Cet enchevêtrement, cependant, n’est pas un obstacle à la lucidité, à une perspicacité puissante; il est injuste de gâcher l’un des moments dramatiques les plus palpitants mais les plus douloureux de tout film moderne, celui que Eula livre dans un discours culminant aux membres de sa famille alors qu’ils préparent les derniers plans de leur départ, dans lequel elle rassemble le noyau angoissé de l’expérience noire américaine – les blessures physiques et mentales de la captivité, la menace constante de la violence, la prévalence non traitée du viol, l’héritage de l’humiliation — dans une performance physique de mots qui sonnent aussi prophétiquement pour la famille Peazant que pour les spectateurs d’aujourd’hui.
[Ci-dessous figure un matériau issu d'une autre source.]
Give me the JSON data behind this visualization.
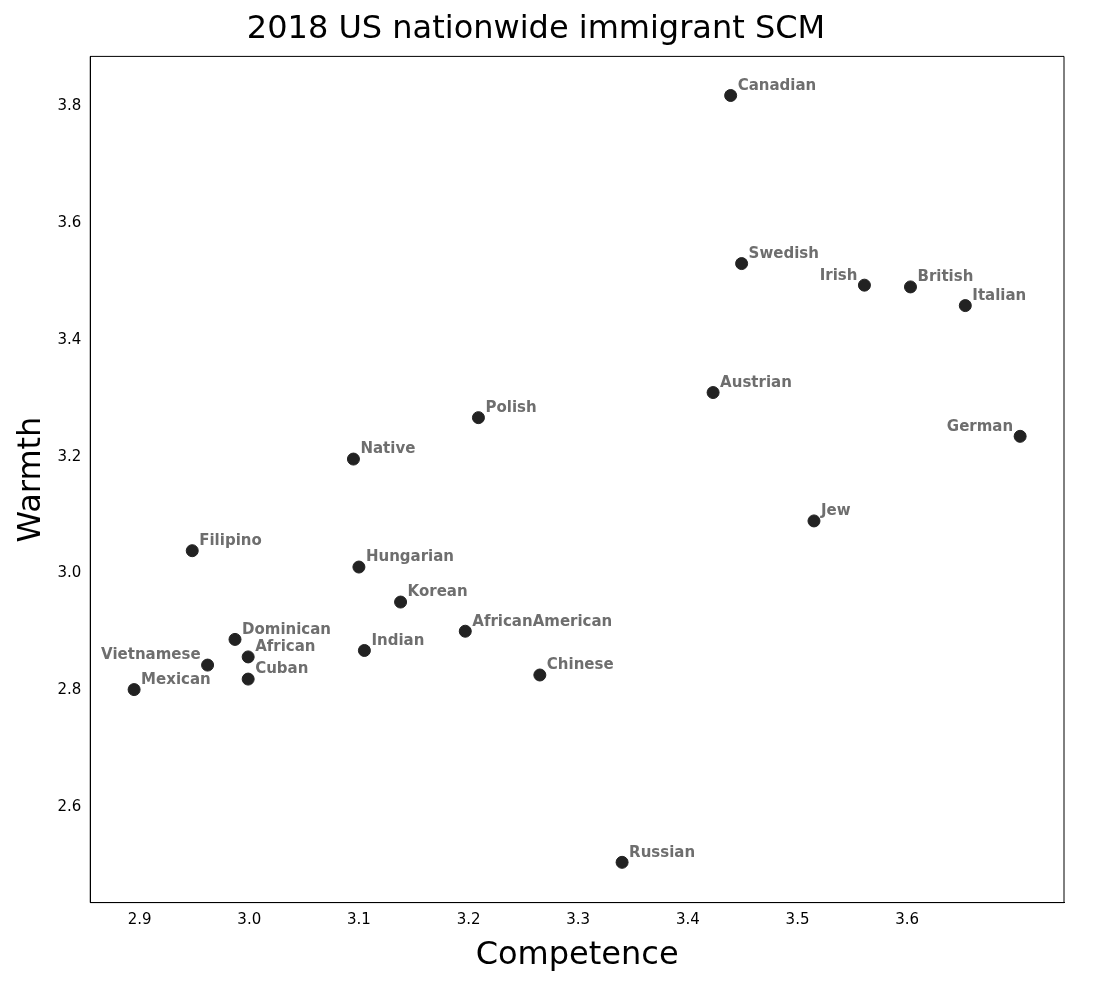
{
  "chart_data": {
    "type": "scatter",
    "title": "2018 US nationwide immigrant SCM",
    "xlabel": "Competence",
    "ylabel": "Warmth",
    "x": [
      3.439,
      3.449,
      3.561,
      3.603,
      3.653,
      3.423,
      3.703,
      3.209,
      3.095,
      3.515,
      2.948,
      3.1,
      3.138,
      3.197,
      2.987,
      3.105,
      2.999,
      2.962,
      2.999,
      2.895,
      3.265,
      3.34
    ],
    "values": [
      3.819,
      3.531,
      3.494,
      3.491,
      3.459,
      3.31,
      3.235,
      3.267,
      3.196,
      3.09,
      3.039,
      3.011,
      2.951,
      2.901,
      2.887,
      2.868,
      2.857,
      2.843,
      2.819,
      2.801,
      2.826,
      2.505
    ],
    "color": "#222222",
    "marker": "circle",
    "grid": false,
    "legend": false,
    "xlim": [
      2.855,
      3.743
    ],
    "xticks": [
      {
        "value": 2.9,
        "label": "2.9"
      },
      {
        "value": 3.0,
        "label": "3.0"
      },
      {
        "value": 3.1,
        "label": "3.1"
      },
      {
        "value": 3.2,
        "label": "3.2"
      },
      {
        "value": 3.3,
        "label": "3.3"
      },
      {
        "value": 3.4,
        "label": "3.4"
      },
      {
        "value": 3.5,
        "label": "3.5"
      },
      {
        "value": 3.6,
        "label": "3.6"
      }
    ],
    "ylim": [
      2.436,
      3.886
    ],
    "yticks": [
      {
        "value": 2.6,
        "label": "2.6"
      },
      {
        "value": 2.8,
        "label": "2.8"
      },
      {
        "value": 3.0,
        "label": "3.0"
      },
      {
        "value": 3.2,
        "label": "3.2"
      },
      {
        "value": 3.4,
        "label": "3.4"
      },
      {
        "value": 3.6,
        "label": "3.6"
      },
      {
        "value": 3.8,
        "label": "3.8"
      }
    ],
    "annotations": [
      {
        "text": "Canadian",
        "x": 3.439,
        "y": 3.819
      },
      {
        "text": "Swedish",
        "x": 3.449,
        "y": 3.531
      },
      {
        "text": "Irish",
        "x": 3.561,
        "y": 3.494
      },
      {
        "text": "British",
        "x": 3.603,
        "y": 3.491
      },
      {
        "text": "Italian",
        "x": 3.653,
        "y": 3.459
      },
      {
        "text": "Austrian",
        "x": 3.423,
        "y": 3.31
      },
      {
        "text": "German",
        "x": 3.703,
        "y": 3.235
      },
      {
        "text": "Polish",
        "x": 3.209,
        "y": 3.267
      },
      {
        "text": "Native",
        "x": 3.095,
        "y": 3.196
      },
      {
        "text": "Jew",
        "x": 3.515,
        "y": 3.09
      },
      {
        "text": "Filipino",
        "x": 2.948,
        "y": 3.039
      },
      {
        "text": "Hungarian",
        "x": 3.1,
        "y": 3.011
      },
      {
        "text": "Korean",
        "x": 3.138,
        "y": 2.951
      },
      {
        "text": "AfricanAmerican",
        "x": 3.197,
        "y": 2.901
      },
      {
        "text": "Dominican",
        "x": 2.987,
        "y": 2.887
      },
      {
        "text": "Indian",
        "x": 3.105,
        "y": 2.868
      },
      {
        "text": "African",
        "x": 2.999,
        "y": 2.857
      },
      {
        "text": "Vietnamese",
        "x": 2.962,
        "y": 2.843
      },
      {
        "text": "Cuban",
        "x": 2.999,
        "y": 2.819
      },
      {
        "text": "Mexican",
        "x": 2.895,
        "y": 2.801
      },
      {
        "text": "Chinese",
        "x": 3.265,
        "y": 2.826
      },
      {
        "text": "Russian",
        "x": 3.34,
        "y": 2.505
      }
    ]
  }
}
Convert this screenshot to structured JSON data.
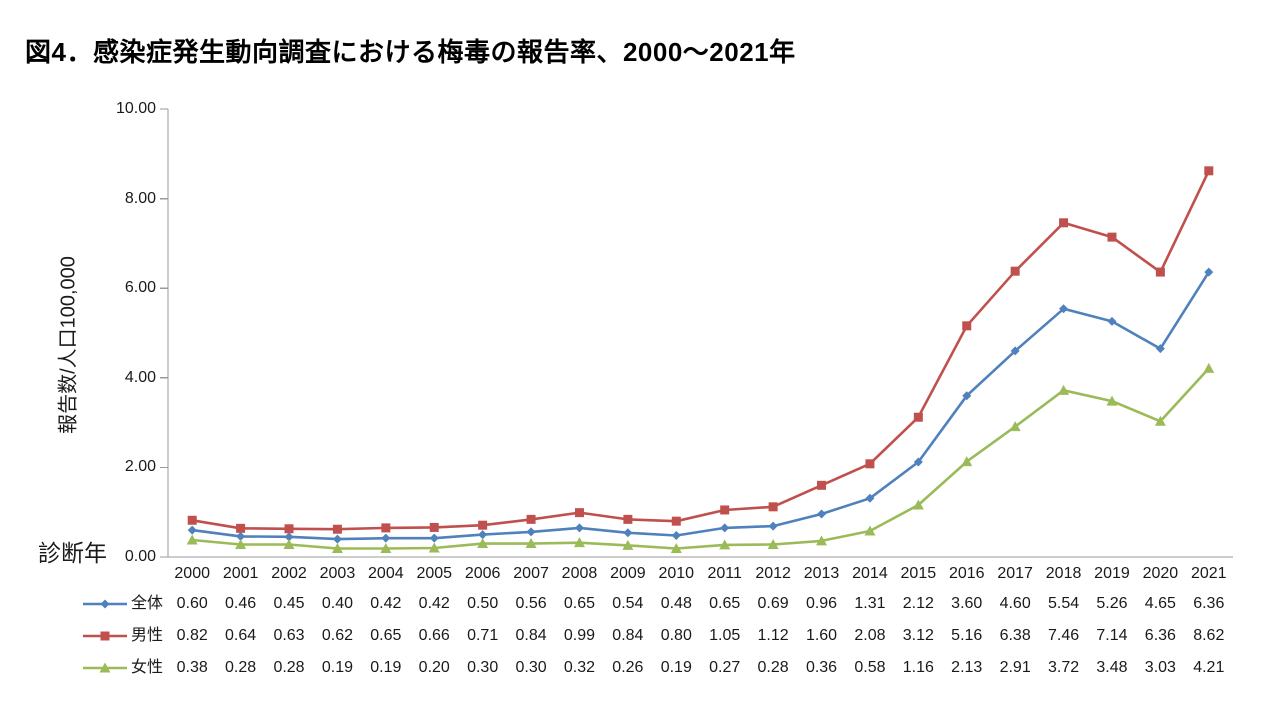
{
  "title": "図4．感染症発生動向調査における梅毒の報告率、2000～2021年",
  "chart_data": {
    "type": "line",
    "title": "図4．感染症発生動向調査における梅毒の報告率、2000～2021年",
    "ylabel": "報告数/人口100,000",
    "xlabel": "診断年",
    "ylim": [
      0,
      10
    ],
    "ytick_labels": [
      "0.00",
      "2.00",
      "4.00",
      "6.00",
      "8.00",
      "10.00"
    ],
    "grid": false,
    "legend_position": "bottom-left-table",
    "axis_color": "#9a9a9a",
    "text_color": "#1a1a1a",
    "categories": [
      "2000",
      "2001",
      "2002",
      "2003",
      "2004",
      "2005",
      "2006",
      "2007",
      "2008",
      "2009",
      "2010",
      "2011",
      "2012",
      "2013",
      "2014",
      "2015",
      "2016",
      "2017",
      "2018",
      "2019",
      "2020",
      "2021"
    ],
    "series": [
      {
        "name": "全体",
        "color": "#4F81BD",
        "marker": "diamond",
        "values": [
          "0.60",
          "0.46",
          "0.45",
          "0.40",
          "0.42",
          "0.42",
          "0.50",
          "0.56",
          "0.65",
          "0.54",
          "0.48",
          "0.65",
          "0.69",
          "0.96",
          "1.31",
          "2.12",
          "3.60",
          "4.60",
          "5.54",
          "5.26",
          "4.65",
          "6.36"
        ]
      },
      {
        "name": "男性",
        "color": "#C0504D",
        "marker": "square",
        "values": [
          "0.82",
          "0.64",
          "0.63",
          "0.62",
          "0.65",
          "0.66",
          "0.71",
          "0.84",
          "0.99",
          "0.84",
          "0.80",
          "1.05",
          "1.12",
          "1.60",
          "2.08",
          "3.12",
          "5.16",
          "6.38",
          "7.46",
          "7.14",
          "6.36",
          "8.62"
        ]
      },
      {
        "name": "女性",
        "color": "#9BBB59",
        "marker": "triangle",
        "values": [
          "0.38",
          "0.28",
          "0.28",
          "0.19",
          "0.19",
          "0.20",
          "0.30",
          "0.30",
          "0.32",
          "0.26",
          "0.19",
          "0.27",
          "0.28",
          "0.36",
          "0.58",
          "1.16",
          "2.13",
          "2.91",
          "3.72",
          "3.48",
          "3.03",
          "4.21"
        ]
      }
    ]
  }
}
L’Enfant à naître est le héraut d’un avenir sans espoir construit sur une prise de conscience et une acceptation pleines et libres d’un passé tourmenté et des divisions du présent ainsi que des luttes en cours; à travers ses prémonitions, Dash enveloppe les transformations de soi d’une famille dans une vision complète, extatique, mais tragique. « Daughters of the Dust » recrée un brin de l’histoire et de la tradition afro-américaines comme une sorte de musique classique cinématographique différée, la récupération lyrique d’une vie culturelle vitale — et d’un monde intérieur de rêves et d’émotions — de la répression et de l’oubli.

Regarder les films triviaux qui ont remporté les Oscars en 1991 et les comparer avec « Daughters of the Dust », un film réalisé en dehors d’Hollywood avec un budget maigre, c’est rire de la myopie et de la vanité centrée sur l’argent de l’industrie du cinéma et des critiques qui y sont sous le charme. Ce film n’est cependant pas le seul — de nombreux grands films indépendants ne gagnent jamais du terrain en leur temps à cause de l’hostilité critique ou de l’indifférence de l’industrie. Dash n’a pas fait un autre long métrage théâtral; la perte de l’histoire — dans les perspectives artistiques, l’influence personnelle et les opportunités de carrière — est aussi grave que le quasi-oubli dans lequel le film lui-même a failli sombrer. Ce film sur l’histoire aurait dû être compris, en son temps, comme historique; la seule consolation est dans le long jeu. L’un des films de cette année, « Moonlight », a été réalisé par Barry Jenkins, un cinéaste indépendant qui a pu (quoique avec beaucoup de retard) obtenir un financement avec l’aide de la société de Brad Pitt, Plan B. Ce fait, en soi, est une marque de progrès.